Additional Requirements for Graduate Students:
Graduate students will be expected to do extra weekly readings that cover specific topics more in-depth (undergraduate readings will typically be reviews, while graduate students will also be expected to read a minimum of one empirical paper per week). Graduate students will also be required to write a term paper that will be an analysis or re-analysis of published data, using evolutionary perspectives gained in the course.


Athena Title

Evolutionary Ecology


Prerequisite

ECOL(BIOL) 3500-3500L or ECOL 3505H-3505L or GENE 3000 or permission of department


Semester Course Offered

Offered spring


Grading System

A - F (Traditional)


Student Learning Outcomes

  • Students will examine how evolutionary and ecological processes interact to generate the diversity of life on Earth.
  • Students will be trained in the scientific process and scientific writing via (a) case studies illustrating basic principles in evolutionary ecology, (b) weekly response papers to publications from the primary literature, and (c) the development of a grant proposal on a relevant topic that the student selects in consultation with instructors.
  • Students will learn about fundamental, applied and cutting-edge research questions across the domains of evolutionary ecology.

Topical Outline

  • Intro & Natural selection and adaptive evolution.
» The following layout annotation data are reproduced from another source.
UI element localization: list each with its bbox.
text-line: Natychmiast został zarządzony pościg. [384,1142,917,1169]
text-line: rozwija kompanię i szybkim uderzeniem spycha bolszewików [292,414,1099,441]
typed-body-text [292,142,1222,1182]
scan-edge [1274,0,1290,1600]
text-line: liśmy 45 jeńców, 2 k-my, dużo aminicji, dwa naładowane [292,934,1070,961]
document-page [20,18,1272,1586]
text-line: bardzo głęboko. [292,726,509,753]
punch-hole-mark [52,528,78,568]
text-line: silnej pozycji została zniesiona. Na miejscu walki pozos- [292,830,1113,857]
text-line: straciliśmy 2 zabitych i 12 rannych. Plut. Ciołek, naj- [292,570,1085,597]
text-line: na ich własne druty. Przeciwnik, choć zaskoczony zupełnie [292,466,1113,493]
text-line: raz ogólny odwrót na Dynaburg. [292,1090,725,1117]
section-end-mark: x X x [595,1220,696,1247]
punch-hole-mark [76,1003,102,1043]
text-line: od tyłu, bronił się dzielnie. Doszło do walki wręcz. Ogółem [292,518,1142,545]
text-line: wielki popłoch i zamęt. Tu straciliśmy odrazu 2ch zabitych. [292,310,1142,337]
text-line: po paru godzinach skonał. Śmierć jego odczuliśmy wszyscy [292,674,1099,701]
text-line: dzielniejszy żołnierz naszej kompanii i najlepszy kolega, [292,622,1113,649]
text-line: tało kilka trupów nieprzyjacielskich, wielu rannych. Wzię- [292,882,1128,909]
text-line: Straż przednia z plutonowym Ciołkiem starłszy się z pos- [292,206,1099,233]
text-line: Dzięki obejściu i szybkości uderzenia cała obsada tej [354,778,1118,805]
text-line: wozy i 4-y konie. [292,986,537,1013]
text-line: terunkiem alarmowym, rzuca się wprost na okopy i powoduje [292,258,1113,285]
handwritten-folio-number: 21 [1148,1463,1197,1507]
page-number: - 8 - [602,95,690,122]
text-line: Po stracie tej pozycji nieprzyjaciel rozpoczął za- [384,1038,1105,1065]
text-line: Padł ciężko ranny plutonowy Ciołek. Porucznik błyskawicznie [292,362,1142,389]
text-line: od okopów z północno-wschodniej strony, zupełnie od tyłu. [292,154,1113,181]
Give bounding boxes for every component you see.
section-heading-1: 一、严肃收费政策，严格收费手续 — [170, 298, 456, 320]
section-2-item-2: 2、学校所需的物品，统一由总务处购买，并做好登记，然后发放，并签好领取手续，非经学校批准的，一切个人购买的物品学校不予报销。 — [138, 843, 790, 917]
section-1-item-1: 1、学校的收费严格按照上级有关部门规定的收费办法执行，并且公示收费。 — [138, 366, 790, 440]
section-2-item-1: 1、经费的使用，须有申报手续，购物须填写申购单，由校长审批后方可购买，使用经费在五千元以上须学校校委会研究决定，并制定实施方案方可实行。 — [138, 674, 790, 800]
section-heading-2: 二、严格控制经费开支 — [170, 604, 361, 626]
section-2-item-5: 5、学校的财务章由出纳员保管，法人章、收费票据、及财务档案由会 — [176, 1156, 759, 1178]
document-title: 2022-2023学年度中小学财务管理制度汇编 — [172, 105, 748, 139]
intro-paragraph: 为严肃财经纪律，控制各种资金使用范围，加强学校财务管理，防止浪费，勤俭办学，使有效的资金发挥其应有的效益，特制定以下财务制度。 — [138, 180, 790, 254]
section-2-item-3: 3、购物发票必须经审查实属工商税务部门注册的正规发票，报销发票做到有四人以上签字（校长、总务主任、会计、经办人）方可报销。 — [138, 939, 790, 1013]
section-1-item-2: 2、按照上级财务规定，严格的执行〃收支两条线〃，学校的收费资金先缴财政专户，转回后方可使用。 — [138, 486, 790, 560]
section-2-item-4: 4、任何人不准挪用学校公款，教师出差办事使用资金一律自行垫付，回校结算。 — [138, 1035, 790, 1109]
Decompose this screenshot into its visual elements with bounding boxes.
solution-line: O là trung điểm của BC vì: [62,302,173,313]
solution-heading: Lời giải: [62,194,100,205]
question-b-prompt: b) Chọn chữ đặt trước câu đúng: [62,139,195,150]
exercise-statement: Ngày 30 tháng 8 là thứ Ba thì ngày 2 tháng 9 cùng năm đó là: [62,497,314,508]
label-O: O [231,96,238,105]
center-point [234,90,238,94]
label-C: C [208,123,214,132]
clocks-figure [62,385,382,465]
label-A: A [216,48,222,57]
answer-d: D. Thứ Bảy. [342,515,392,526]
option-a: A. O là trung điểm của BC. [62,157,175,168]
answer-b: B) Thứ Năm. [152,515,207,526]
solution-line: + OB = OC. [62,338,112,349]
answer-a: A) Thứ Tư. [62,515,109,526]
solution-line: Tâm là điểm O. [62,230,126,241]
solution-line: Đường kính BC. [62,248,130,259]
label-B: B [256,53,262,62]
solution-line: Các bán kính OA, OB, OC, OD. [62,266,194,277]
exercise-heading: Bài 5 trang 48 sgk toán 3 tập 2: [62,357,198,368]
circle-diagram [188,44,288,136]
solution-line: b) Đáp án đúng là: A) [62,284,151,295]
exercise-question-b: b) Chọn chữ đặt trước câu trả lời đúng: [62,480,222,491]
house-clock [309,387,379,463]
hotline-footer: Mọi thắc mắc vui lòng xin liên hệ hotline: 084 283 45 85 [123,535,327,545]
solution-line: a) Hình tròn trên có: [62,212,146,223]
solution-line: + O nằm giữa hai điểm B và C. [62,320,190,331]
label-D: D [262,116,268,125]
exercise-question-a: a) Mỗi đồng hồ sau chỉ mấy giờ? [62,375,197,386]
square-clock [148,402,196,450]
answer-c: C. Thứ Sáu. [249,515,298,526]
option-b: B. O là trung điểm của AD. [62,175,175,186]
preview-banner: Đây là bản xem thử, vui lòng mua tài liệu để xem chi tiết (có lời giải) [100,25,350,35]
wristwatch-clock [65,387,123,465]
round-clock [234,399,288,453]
Discussion Topic: Natural selection and how to read a paper
  • Microevolution: Estimating selection in experiments and natural populations. Discussion Topic: Natural selection
  • Microevolution: Local adaptation. Discussion Topic: Fitness tradeoffs
  • Microevolution: Gene flow. Discussion Topic: Migration-selection balance
  • Quantitative genetics: Partitioning phenotypic variation. Discussion Topic: Phenotypic plasticity
  • Life history: Demography. Discussion Topic: Life history tradeoffs
  • Macroevolution: Phylogenetic I. Discussion Topic: Building a phylogenetic tree
  • Macroevolution: Speciation and genetics of speciation. Discussion Topic: Modes of speciation
  • Biotic Interactions: Coevolution. Discussion Topic: Competition
  • Biotic Interactions: Herbivory and Disease. Discussion: Evolution of virulence
  • Biotic interactions: Kin selection and altruism. Discussion Topic: Inclusive fitness
  • Biotic interactions: Mutualisms. Discussion Topic: Constraints on the evolution of cheating in mutualisms
  • Global Change Biology: Eco-evolutionary consequences. Discussion Topic: Distributional shifts and phenology
  • Global Change Biology: Eco-evolutionary consequences. Discussion Topic: Adaptive responses to novel environments

Institutional Competencies

Analytical Thinking

The ability to reason, interpret, analyze, and solve problems from a wide array of authentic contexts.